Sep 20 2007
TEP: Criminally bad dialogue
Yay! I haven’t been the Editing Police in months!
Today’s infraction: Criminally Bad Dialogue.
Dialogue is not conversation. Dialogue should contain none of the wasted breath and useless babble that those of us in the real world pepper our communication with. (”Hi.” “Hi. How are you?” “Pretty good. You?” “Okay.” “Whatcha doing?” “Not much.” “I have something stuck in my teeth.” “Yeah, I hate it when that happens.” “Okay, see ya later.” “Yeah, bye.”)
I knew I was in trouble when, in the book I was reading, two characters met and promptly sat down to get to know each other better. The following several pages went something like this:
“What kind of music do you like?”
“I like Nirvana.”
“Yeah, it’s amazing how popular that music got after the poor-rich-famous-whiny-crybaby-drug addict-suicide thing. Almost reminds me of somebody else.”
“I also like jazz.”
“Me too! (Insert 5 paragraphs about the history of jazz here)”
“What’s your favorite food?”
“Poached duck, and my favorite beverage is green tea. How about you?”
Bored senseless yet? Wondering how the characters’ CD collections and tastebuds are going to be crucial to Resolving the Big Crisis?
Aw, sorry. This is nothing more than a failed attempt at character development—failed, as there is no character and no development involved, merely a random spew of items to which the reader is expected to assign the appropriate value judgments and get the intended picture of the characters.

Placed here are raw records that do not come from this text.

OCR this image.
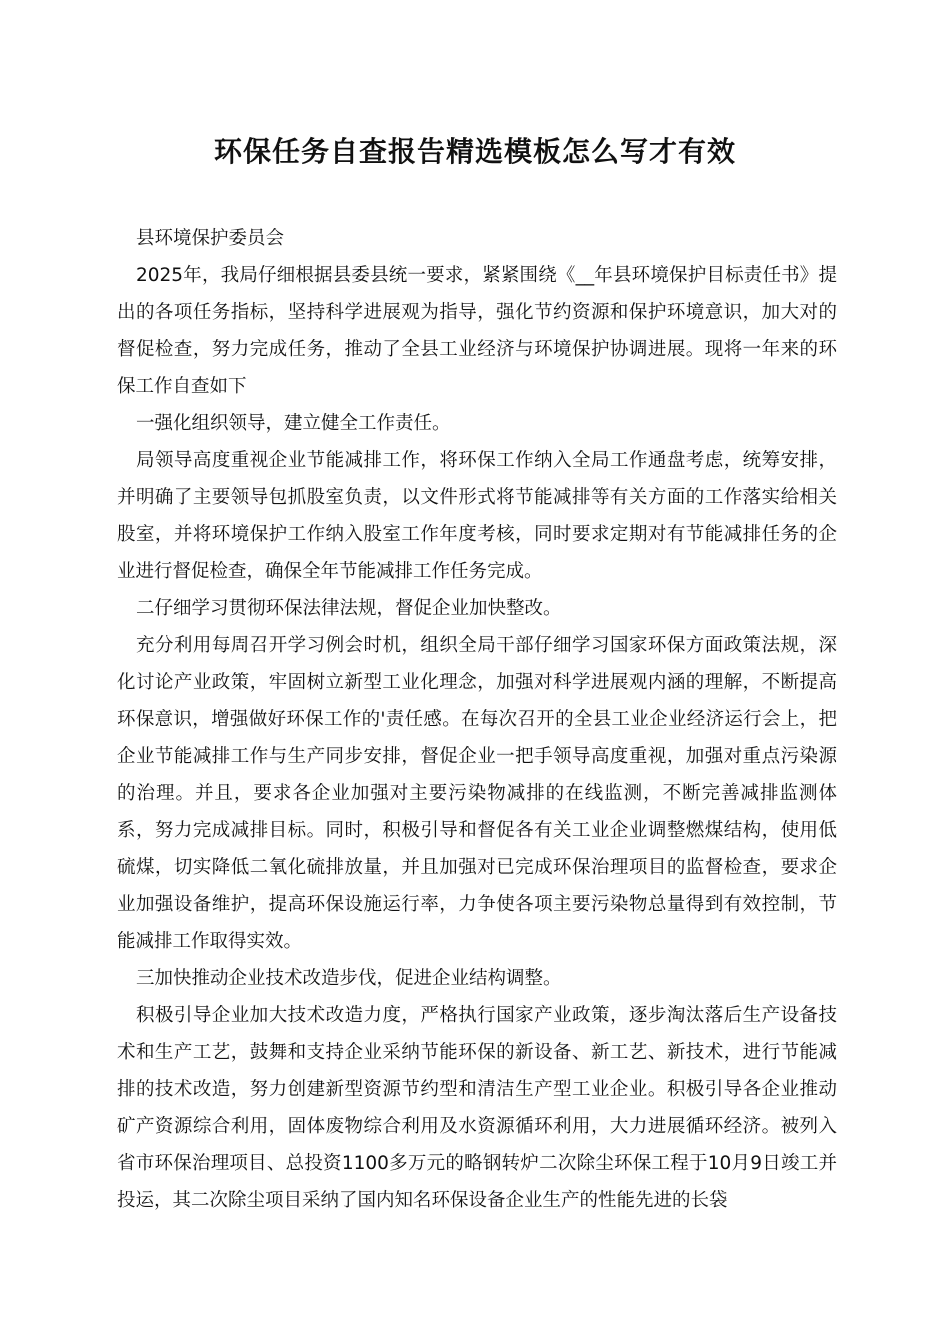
环保任务自查报告精选模板怎么写才有效

县环境保护委员会

2025年，我局仔细根据县委县统一要求，紧紧围绕《__年县环境保护目标责任书》提出的各项任务指标，坚持科学进展观为指导，强化节约资源和保护环境意识，加大对的督促检查，努力完成任务，推动了全县工业经济与环境保护协调进展。现将一年来的环保工作自查如下

一强化组织领导，建立健全工作责任。

局领导高度重视企业节能减排工作，将环保工作纳入全局工作通盘考虑，统筹安排，并明确了主要领导包抓股室负责，以文件形式将节能减排等有关方面的工作落实给相关股室，并将环境保护工作纳入股室工作年度考核，同时要求定期对有节能减排任务的企业进行督促检查，确保全年节能减排工作任务完成。

二仔细学习贯彻环保法律法规，督促企业加快整改。

充分利用每周召开学习例会时机，组织全局干部仔细学习国家环保方面政策法规，深化讨论产业政策，牢固树立新型工业化理念，加强对科学进展观内涵的理解，不断提高环保意识，增强做好环保工作的'责任感。在每次召开的全县工业企业经济运行会上，把企业节能减排工作与生产同步安排，督促企业一把手领导高度重视，加强对重点污染源的治理。并且，要求各企业加强对主要污染物减排的在线监测，不断完善减排监测体系，努力完成减排目标。同时，积极引导和督促各有关工业企业调整燃煤结构，使用低硫煤，切实降低二氧化硫排放量，并且加强对已完成环保治理项目的监督检查，要求企业加强设备维护，提高环保设施运行率，力争使各项主要污染物总量得到有效控制，节能减排工作取得实效。

三加快推动企业技术改造步伐，促进企业结构调整。

积极引导企业加大技术改造力度，严格执行国家产业政策，逐步淘汰落后生产设备技术和生产工艺，鼓舞和支持企业采纳节能环保的新设备、新工艺、新技术，进行节能减排的技术改造，努力创建新型资源节约型和清洁生产型工业企业。积极引导各企业推动矿产资源综合利用，固体废物综合利用及水资源循环利用，大力进展循环经济。被列入省市环保治理项目、总投资1100多万元的略钢转炉二次除尘环保工程于10月9日竣工并投运，其二次除尘项目采纳了国内知名环保设备企业生产的性能先进的长袋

Why is this a dangerous technique to employ? Well, my judgment was that these characters have horrible taste in everything, could be making much better of use of their time (which was repeatedly stated to be of the essence), and were boring as hell. I somehow doubt that was the intended picture, particularly since the result was me adding this book to the Too Awful To Finish/Never Buy This Author Again stack, which I assume is not a desirable thing if you’re this author or her publisher.
The verdict: Guilty, guilty, guilty.
The sentence: Permanent exile from my reading future (and be thankful you’re in America—in a less diplomatic country, I’d cut out your characters’ tongues).